I wish to inform you, sir, that I have also done an exposé on the brazen theft of food aid in the health service in the Northern Region of Ghana. This piece was inspired by the mournful fact that hunger kills more children than Malaria, HIV/AIDS and Tuberculosis put together.
In the course of the investigation, it was established that it is not natural factors alone that are responsible for the widespread hunger up north; greed and abuse of trust on the part of officials in charge of the distribution of food aid is largely to blame. The special food supplies from the World Food Programme (WFP) meant for pregnant women, malnourished children and HIV/AIDS patients are routinely stolen under the cloak of the Ghana Health Service.
The food supplies donated by the WFP are supposed to be distributed at the clinics run by the Ghana Health Service, but are often stolen out of the mouths of the intended beneficiaries. The malnourished and ill pregnant women and children have to travel, often long distances, to get to the few clinics, which provide this much needed food. But when they get to the clinic, it is usually only disappointment on offer.
This investigative piece is titled “Cereal Killers” and it unmasks the criminals within the Ghana Health Service who facilitate the thievery. It is also due to be aired on Aljazeera TV according to the following schedule:
3rd December, 2014 at 22.30 GMT; 4TH December at o9.30 GMT; 5TH December 03.30 GMT; 6th December, at 16.30 GMT, 7TH December at 05.30 GMT.
I have done my bit for Ghana and Nigeria. I will continue doing my bit for Africa and Ghana especially but if the powers that be do not take the necessary actions, what will be the point of my dangerous and often risky missions? I put my life at risk to raise an alarm for the protection of the population, in the hope that this sacrifice will elicit the appropriate response.

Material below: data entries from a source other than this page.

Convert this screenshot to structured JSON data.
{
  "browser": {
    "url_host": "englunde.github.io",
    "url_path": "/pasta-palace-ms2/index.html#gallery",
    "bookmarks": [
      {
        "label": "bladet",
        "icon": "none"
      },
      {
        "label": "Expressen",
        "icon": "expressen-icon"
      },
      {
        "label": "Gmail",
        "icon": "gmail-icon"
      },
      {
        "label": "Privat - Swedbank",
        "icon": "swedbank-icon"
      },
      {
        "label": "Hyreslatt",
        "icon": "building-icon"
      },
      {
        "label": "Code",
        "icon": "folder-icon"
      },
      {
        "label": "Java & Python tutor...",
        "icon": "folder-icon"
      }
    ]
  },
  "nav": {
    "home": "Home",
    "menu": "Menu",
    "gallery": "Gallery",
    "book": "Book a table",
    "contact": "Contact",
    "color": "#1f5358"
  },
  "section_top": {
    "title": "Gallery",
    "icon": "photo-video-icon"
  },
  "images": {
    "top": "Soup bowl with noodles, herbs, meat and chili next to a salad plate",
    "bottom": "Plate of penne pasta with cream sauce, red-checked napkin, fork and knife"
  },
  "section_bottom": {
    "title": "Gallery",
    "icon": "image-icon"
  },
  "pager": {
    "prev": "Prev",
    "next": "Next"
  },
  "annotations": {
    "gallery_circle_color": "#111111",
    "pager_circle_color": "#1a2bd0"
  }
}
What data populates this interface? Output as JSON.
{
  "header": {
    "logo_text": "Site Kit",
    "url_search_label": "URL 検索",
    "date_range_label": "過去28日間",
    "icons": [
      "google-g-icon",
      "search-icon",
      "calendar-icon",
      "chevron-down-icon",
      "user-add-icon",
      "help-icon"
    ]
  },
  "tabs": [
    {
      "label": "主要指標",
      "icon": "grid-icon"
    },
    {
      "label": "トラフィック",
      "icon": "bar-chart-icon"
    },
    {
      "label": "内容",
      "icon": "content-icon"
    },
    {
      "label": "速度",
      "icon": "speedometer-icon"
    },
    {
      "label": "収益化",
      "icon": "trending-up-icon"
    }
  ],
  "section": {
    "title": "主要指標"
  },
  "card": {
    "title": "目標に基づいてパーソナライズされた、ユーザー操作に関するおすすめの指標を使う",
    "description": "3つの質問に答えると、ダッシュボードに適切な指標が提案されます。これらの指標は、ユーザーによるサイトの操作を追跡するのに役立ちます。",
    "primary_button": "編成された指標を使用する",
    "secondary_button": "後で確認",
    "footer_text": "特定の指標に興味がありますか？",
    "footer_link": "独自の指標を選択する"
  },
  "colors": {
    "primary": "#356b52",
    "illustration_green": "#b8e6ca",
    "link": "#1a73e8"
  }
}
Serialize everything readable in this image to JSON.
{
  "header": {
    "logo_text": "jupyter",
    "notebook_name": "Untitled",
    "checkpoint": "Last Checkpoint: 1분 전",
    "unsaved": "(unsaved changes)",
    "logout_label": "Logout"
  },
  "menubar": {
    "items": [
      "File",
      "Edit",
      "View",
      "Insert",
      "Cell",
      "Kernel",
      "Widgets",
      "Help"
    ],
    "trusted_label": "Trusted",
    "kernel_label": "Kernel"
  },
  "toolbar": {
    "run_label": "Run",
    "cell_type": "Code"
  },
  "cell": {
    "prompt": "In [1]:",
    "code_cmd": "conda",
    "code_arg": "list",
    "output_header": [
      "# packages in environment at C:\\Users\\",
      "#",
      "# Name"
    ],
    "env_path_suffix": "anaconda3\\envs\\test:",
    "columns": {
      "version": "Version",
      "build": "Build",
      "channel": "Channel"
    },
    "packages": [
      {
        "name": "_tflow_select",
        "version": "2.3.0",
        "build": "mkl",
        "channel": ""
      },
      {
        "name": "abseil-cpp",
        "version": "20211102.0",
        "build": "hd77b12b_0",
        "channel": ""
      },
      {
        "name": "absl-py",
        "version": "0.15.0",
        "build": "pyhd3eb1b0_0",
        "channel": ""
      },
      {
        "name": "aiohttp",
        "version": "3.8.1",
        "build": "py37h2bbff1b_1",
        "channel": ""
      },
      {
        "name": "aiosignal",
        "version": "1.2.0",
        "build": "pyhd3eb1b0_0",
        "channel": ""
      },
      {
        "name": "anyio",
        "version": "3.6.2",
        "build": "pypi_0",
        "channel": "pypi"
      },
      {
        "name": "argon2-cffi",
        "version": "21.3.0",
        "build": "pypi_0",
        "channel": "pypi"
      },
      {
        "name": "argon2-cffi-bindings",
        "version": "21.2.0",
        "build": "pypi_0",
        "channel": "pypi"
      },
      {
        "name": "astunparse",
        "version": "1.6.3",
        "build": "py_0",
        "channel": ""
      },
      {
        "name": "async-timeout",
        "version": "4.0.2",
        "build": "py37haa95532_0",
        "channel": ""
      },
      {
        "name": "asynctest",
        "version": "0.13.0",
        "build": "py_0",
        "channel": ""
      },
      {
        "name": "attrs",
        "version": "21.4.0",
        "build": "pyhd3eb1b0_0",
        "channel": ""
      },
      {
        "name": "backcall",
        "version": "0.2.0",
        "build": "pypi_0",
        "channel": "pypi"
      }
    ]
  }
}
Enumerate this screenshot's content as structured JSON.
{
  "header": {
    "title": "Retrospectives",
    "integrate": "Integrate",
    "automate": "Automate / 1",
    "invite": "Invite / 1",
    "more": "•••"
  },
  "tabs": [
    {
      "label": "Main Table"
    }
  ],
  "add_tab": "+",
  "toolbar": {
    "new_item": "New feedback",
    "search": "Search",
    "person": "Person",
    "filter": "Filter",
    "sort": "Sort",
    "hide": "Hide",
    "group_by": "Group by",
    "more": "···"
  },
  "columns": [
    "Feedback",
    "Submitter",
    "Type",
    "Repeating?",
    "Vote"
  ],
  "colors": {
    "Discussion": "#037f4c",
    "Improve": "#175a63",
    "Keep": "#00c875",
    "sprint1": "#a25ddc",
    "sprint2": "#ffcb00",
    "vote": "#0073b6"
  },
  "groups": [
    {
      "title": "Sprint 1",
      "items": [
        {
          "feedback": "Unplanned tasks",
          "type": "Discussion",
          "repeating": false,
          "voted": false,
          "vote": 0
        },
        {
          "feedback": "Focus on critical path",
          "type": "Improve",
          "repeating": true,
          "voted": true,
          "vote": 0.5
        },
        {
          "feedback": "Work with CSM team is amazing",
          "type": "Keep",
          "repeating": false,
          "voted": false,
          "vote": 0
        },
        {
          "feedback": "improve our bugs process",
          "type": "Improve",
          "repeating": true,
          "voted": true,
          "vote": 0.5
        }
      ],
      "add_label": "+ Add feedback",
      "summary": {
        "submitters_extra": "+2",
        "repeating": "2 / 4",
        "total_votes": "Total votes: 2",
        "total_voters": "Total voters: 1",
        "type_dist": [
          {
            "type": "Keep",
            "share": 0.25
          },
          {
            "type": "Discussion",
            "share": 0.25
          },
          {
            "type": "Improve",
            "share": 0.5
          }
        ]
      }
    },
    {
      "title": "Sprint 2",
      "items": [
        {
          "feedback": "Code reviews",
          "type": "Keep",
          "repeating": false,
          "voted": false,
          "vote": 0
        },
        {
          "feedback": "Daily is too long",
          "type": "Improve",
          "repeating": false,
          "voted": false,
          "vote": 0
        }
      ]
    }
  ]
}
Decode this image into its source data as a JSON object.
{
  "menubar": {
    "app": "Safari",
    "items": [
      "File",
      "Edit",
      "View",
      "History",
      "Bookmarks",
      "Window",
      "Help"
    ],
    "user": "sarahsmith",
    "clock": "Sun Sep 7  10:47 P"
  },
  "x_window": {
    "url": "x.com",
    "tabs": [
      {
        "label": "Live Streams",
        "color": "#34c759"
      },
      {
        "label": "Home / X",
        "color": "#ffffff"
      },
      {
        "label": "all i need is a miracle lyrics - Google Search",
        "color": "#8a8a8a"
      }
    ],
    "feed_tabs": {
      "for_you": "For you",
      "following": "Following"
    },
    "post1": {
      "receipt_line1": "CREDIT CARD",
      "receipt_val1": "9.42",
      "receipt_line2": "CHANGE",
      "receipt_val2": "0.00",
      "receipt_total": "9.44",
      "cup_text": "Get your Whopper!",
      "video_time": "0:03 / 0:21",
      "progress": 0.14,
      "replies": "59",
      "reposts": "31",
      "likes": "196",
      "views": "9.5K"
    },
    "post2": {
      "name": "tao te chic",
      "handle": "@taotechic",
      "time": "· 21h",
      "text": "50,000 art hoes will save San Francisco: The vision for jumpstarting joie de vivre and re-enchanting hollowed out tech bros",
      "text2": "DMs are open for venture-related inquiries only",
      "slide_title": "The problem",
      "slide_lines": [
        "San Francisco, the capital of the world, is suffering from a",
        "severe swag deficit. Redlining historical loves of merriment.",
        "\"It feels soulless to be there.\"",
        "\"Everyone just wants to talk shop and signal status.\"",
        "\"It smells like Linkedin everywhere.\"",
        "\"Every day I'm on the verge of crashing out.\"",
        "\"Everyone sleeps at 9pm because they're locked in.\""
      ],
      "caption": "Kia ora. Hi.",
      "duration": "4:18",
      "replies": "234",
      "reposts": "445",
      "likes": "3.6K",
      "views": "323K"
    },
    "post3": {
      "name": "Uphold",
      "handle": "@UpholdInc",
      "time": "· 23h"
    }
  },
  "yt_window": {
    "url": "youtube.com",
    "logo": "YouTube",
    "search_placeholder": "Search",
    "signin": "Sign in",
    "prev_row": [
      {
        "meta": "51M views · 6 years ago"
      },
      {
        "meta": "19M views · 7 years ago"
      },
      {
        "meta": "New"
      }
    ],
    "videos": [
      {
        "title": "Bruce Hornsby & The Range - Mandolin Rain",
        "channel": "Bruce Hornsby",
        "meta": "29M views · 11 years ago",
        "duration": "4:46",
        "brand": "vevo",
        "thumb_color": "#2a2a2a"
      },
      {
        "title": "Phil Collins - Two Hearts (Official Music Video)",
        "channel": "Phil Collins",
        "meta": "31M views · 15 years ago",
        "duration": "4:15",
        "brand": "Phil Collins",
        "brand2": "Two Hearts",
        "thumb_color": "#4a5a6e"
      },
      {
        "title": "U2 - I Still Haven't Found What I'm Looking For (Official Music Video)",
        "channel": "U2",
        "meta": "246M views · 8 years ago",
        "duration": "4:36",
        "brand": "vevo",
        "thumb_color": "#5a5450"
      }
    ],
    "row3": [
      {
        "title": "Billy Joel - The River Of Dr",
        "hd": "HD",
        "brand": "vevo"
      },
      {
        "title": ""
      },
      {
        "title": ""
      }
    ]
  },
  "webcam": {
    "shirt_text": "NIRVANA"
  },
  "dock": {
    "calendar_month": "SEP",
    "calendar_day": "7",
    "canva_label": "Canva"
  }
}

I note with pride and satisfaction that a number of the villains of our previous exposes have been successfully prosecuted. I hope that the authorities will pursue those we are exposing now to the logical conclusion as we prosecute the agenda to name shame and jail the nation-wreckers.
Ghana deserves better and we have to do whatever it takes to ensure that she gets better. We have no other choice! The time to act must be now. Tomorrow may be too late.
Thank you, sir, for your kind attention.